Le Président confirme zéro cotisation pour un salarié au SMIC, quel est votre sentiment ?

Les précisions apportées par François Hollande sur les baisses de la fiscalité et des charges sociales sont positives car attendues par les acteurs économiques. CroissancePlus milite fortement pour une baisse des charges salariales et patronales pour tous les salaires. Ne nous méprenons pas, il ne s’agit pas d’un cadeau aux entreprises. C’est plutôt la construction d’un cadre compétitif. Les salariés profiteront de hausses de salaires liées à ces baisses des charges. Mais ils doivent aussi accepter que ces allègements bénéficient à la création de nouveaux emplois, dès lors que les entreprises retrouveront le chemin de la compétitivité.

Le Président veut "améliorer la compétitivité" et "maintenir notre modèle social", est-ce vraiment deux idées soutenables ensemble ?

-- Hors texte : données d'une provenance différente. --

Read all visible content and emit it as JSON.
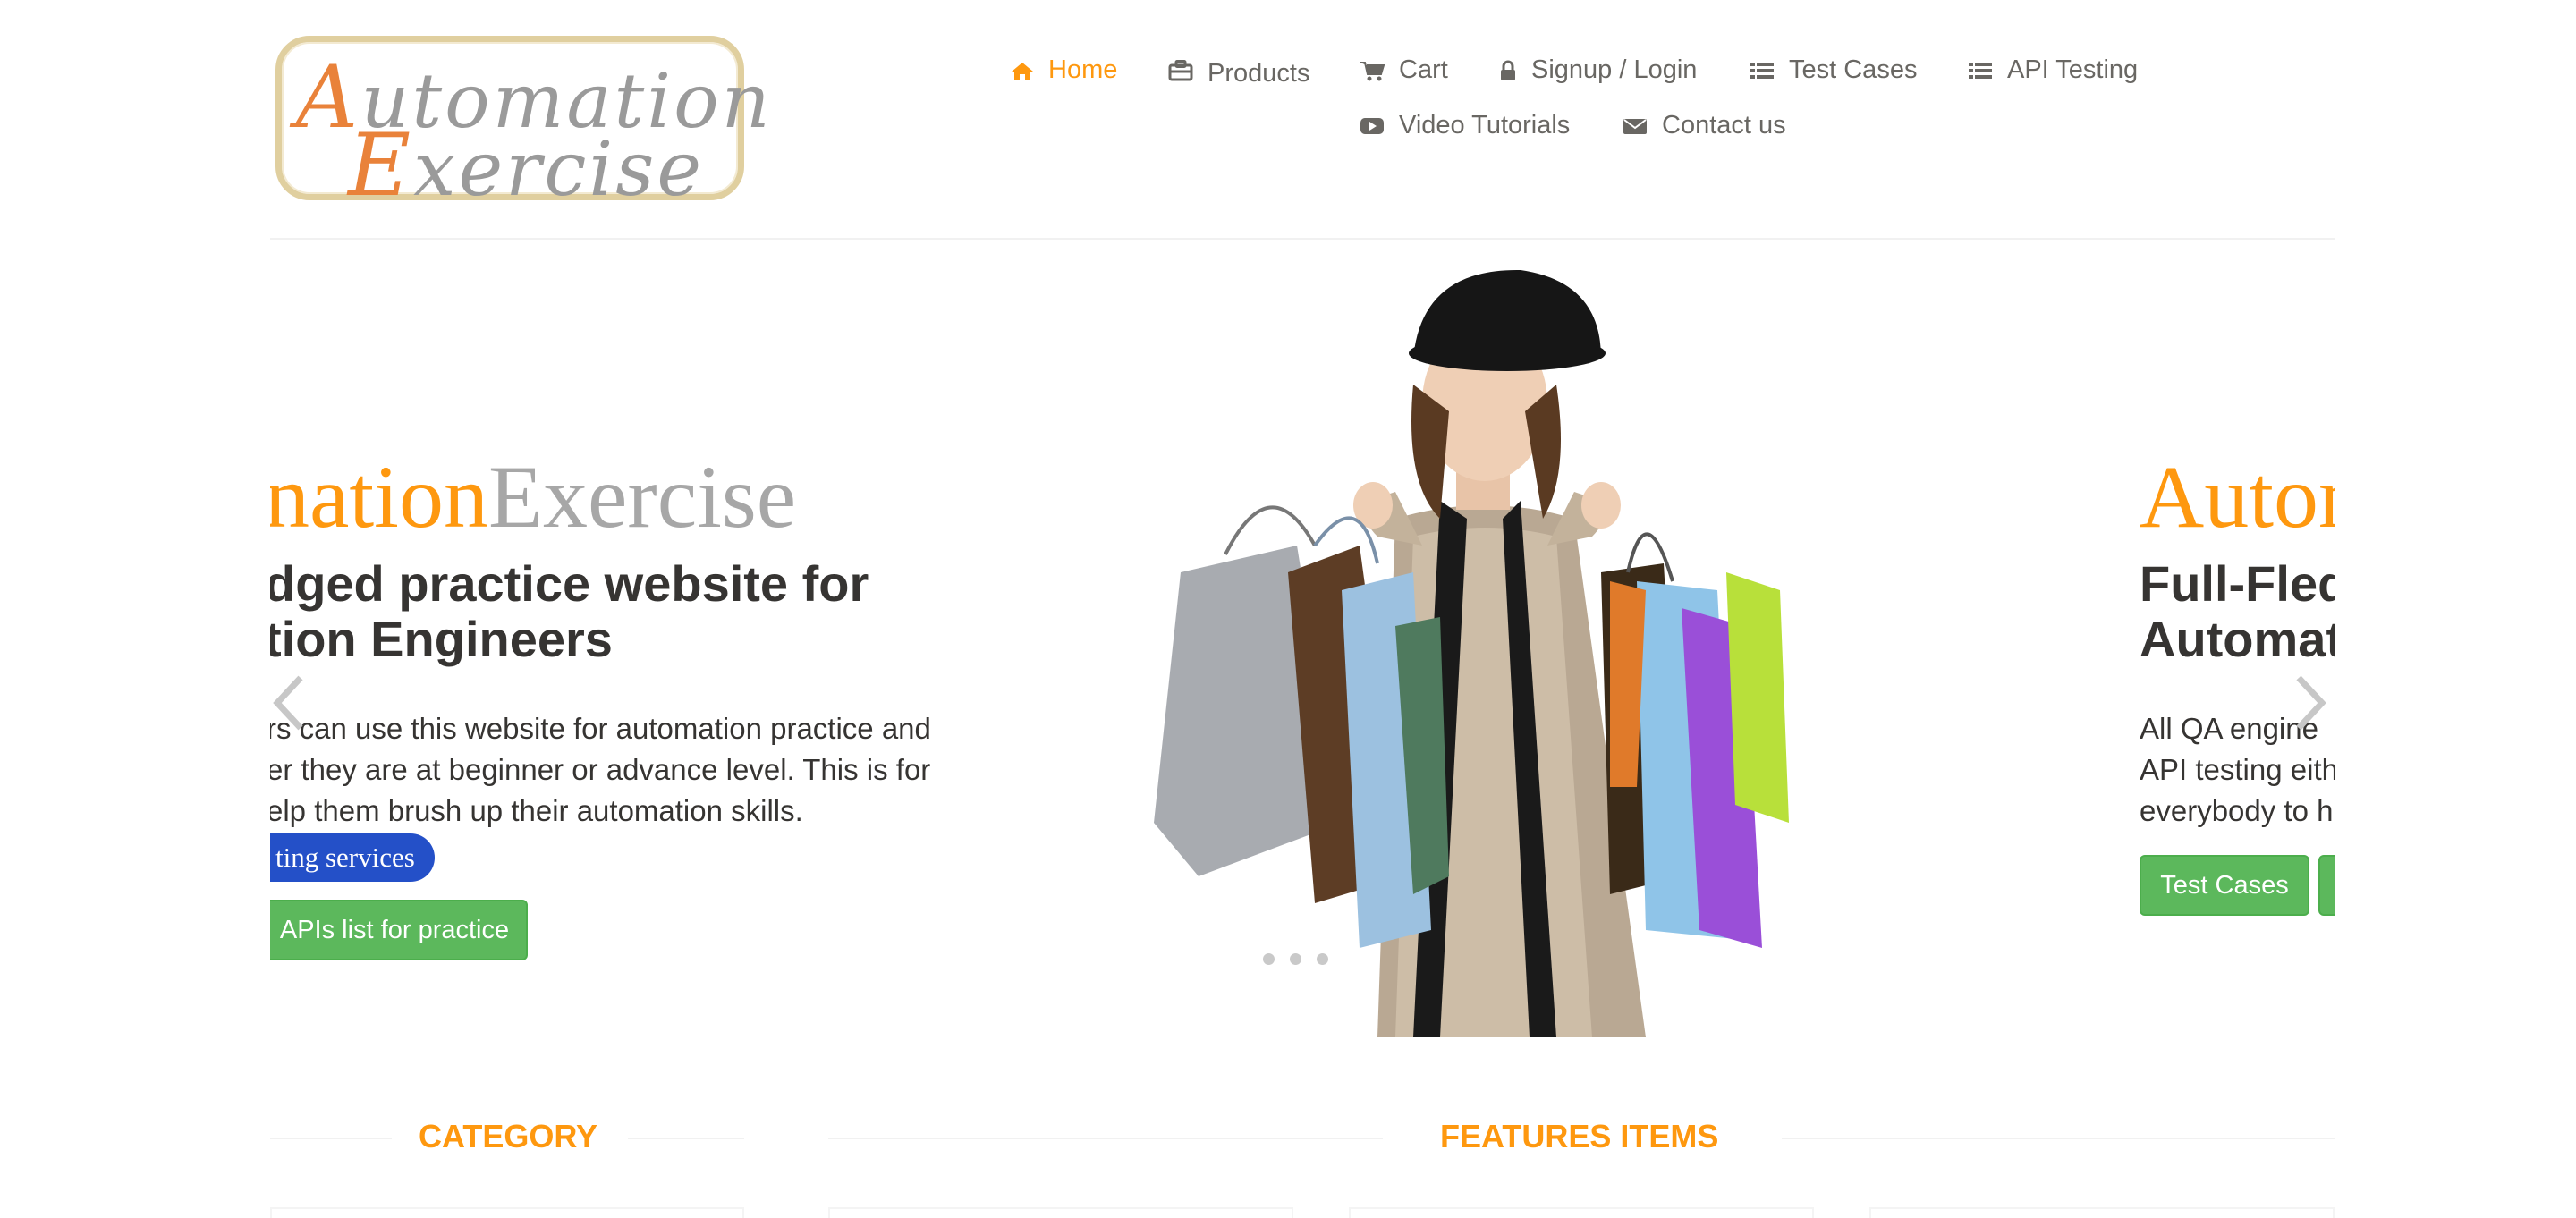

Ce projet est compliqué à mettre en place. Il faut que tous les acteurs concernés - Etat, Entreprises, Citoyens/salariés – y adhèrent. Pour arriver à un tel équilibre, il faut que les Français acceptent de faire des concessions dans leurs privilèges et qu’il y ait une révision des acquis sociaux. Le Président de la République a encore 3 ans pour mettre en place une politique économique et sociale audacieuse et équilibrée, afin que les entrepreneurs, leurs salariés et l’Etat travaillent ensemble pour le rayonnement de la France. Les entreprises doivent s’engager à créer des emplois s’il y a croissance. Quant à l’Etat, il doit baisser drastiquement ses dépenses publiques car ce gaspillage n’est plus supportable pour la France.